Le Bilan de compétences

Sommaire

Définition
Bénéficiaires
Objectifs
Déroulement
Choix de l'organisme prestataire
Démarches pour le départ en congé d’un salarié
Rémunération et statut du salarié en congé

Définition

Le bilan de compétences permet à un travailleur ou à un demandeur d’emploi de faire le point sur ses compétences professionnelles ou personnelles, ses aptitudes et motivations et de définir un projet professionnel ou de formation.
Il s’agit d’une démarche personnelle et volontaire qui permet à chacun, sans condition de niveau scolaire, d’âge ou de statut, d’élaborer un projet professionnel réaliste.
Le bilan de compétences est réalisé par un organisme prestataire selon des étapes bien précises.

Bénéficiaires

Le bilan de compétences peut être accompli pendant le temps de travail ou hors temps de travail.

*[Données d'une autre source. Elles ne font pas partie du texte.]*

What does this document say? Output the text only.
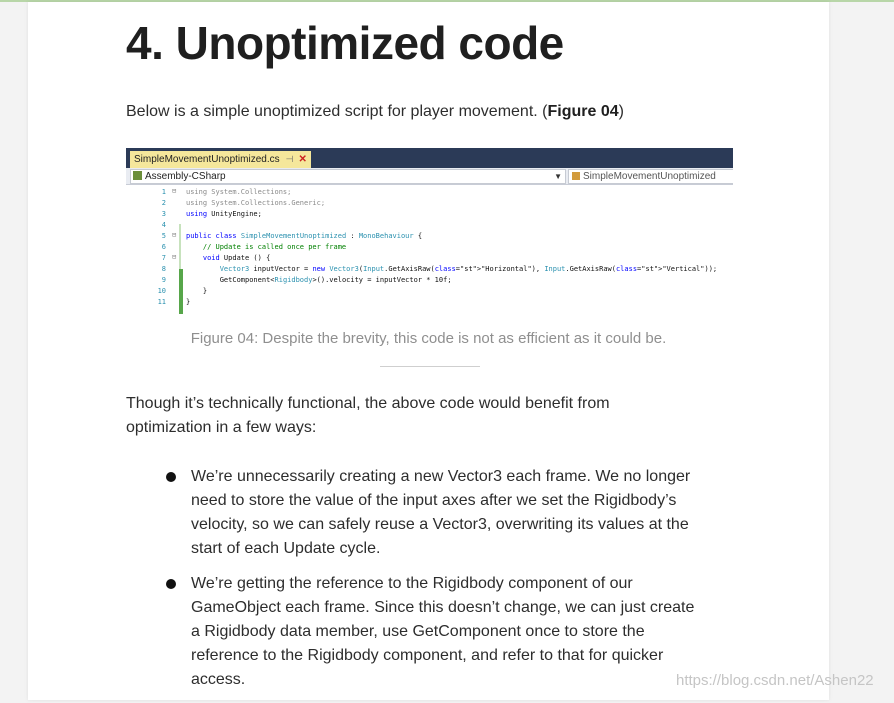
4. Unoptimized code

Below is a simple unoptimized script for player movement. (Figure 04)

SimpleMovementUnoptimized.cs ⊣ ✕
Assembly-CSharp	▼	SimpleMovementUnoptimized
1
2
3
4
5
6
7
8
9
10
11
⊟
⊟
⊟
using System.Collections;
using System.Collections.Generic;
using UnityEngine;
public class SimpleMovementUnoptimized : MonoBehaviour {
// Update is called once per frame
void Update () {
Vector3 inputVector = new Vector3(Input.GetAxisRaw(class="st">"Horizontal"), Input.GetAxisRaw(class="st">"Vertical"));
GetComponent<Rigidbody>().velocity = inputVector * 10f;
}
}

Figure 04: Despite the brevity, this code is not as efficient as it could be.

Though it’s technically functional, the above code would benefit from optimization in a few ways:

We’re unnecessarily creating a new Vector3 each frame. We no longer need to store the value of the input axes after we set the Rigidbody’s velocity, so we can safely reuse a Vector3, overwriting its values at the start of each Update cycle.
We’re getting the reference to the Rigidbody component of our GameObject each frame. Since this doesn’t change, we can just create a Rigidbody data member, use GetComponent once to store the reference to the Rigidbody component, and refer to that for quicker access.	https://blog.csdn.net/Ashen22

Lorsqu'il est accompli pendant le temps de travail, les personnes suivantes peuvent bénéficier d'un congé pour la réalisation de leur bilan :
  • les salariés en CDI justifiant d’au moins 5 ans d’activité professionnelle, dont 12 mois dans l’entreprise actuelle ;
  • les salariés en CDD comptant 24 mois de travail, dont 4 mois au cours des 12 derniers mois, consécutifs ou non ;
  • les fonctionnaires et agents non titulaires de la fonction publique, sous conditions particulières.

Cette prestation peut être suivie à l’initiative de l’employeur (elle est alors inscrite dans le plan de formation de l’entreprise) ou du salarié (dans le cadre du congé de bilan de compétences).
Le bilan de compétences est également accessible aux demandeurs d’emploi.

Objectifs

Le bilan de compétences concerne toute personne désireuse :
  • d’analyser ses aptitudes, ses compétences personnelles et professionnelles, ses motivations ;
  • d’organiser ses priorités professionnelles ;
  • d’utiliser ses atouts comme instrument de négociation pour un emploi, une formation ou en termes de choix de carrière.

Lorsqu’il est effectué par un salarié, le bilan de compétences est aussi l’occasion de :
  • mieux organiser la gestion prévisionnelle des emplois et des compétences ;
  • favoriser la gestion des carrières et la mobilité professionnelle.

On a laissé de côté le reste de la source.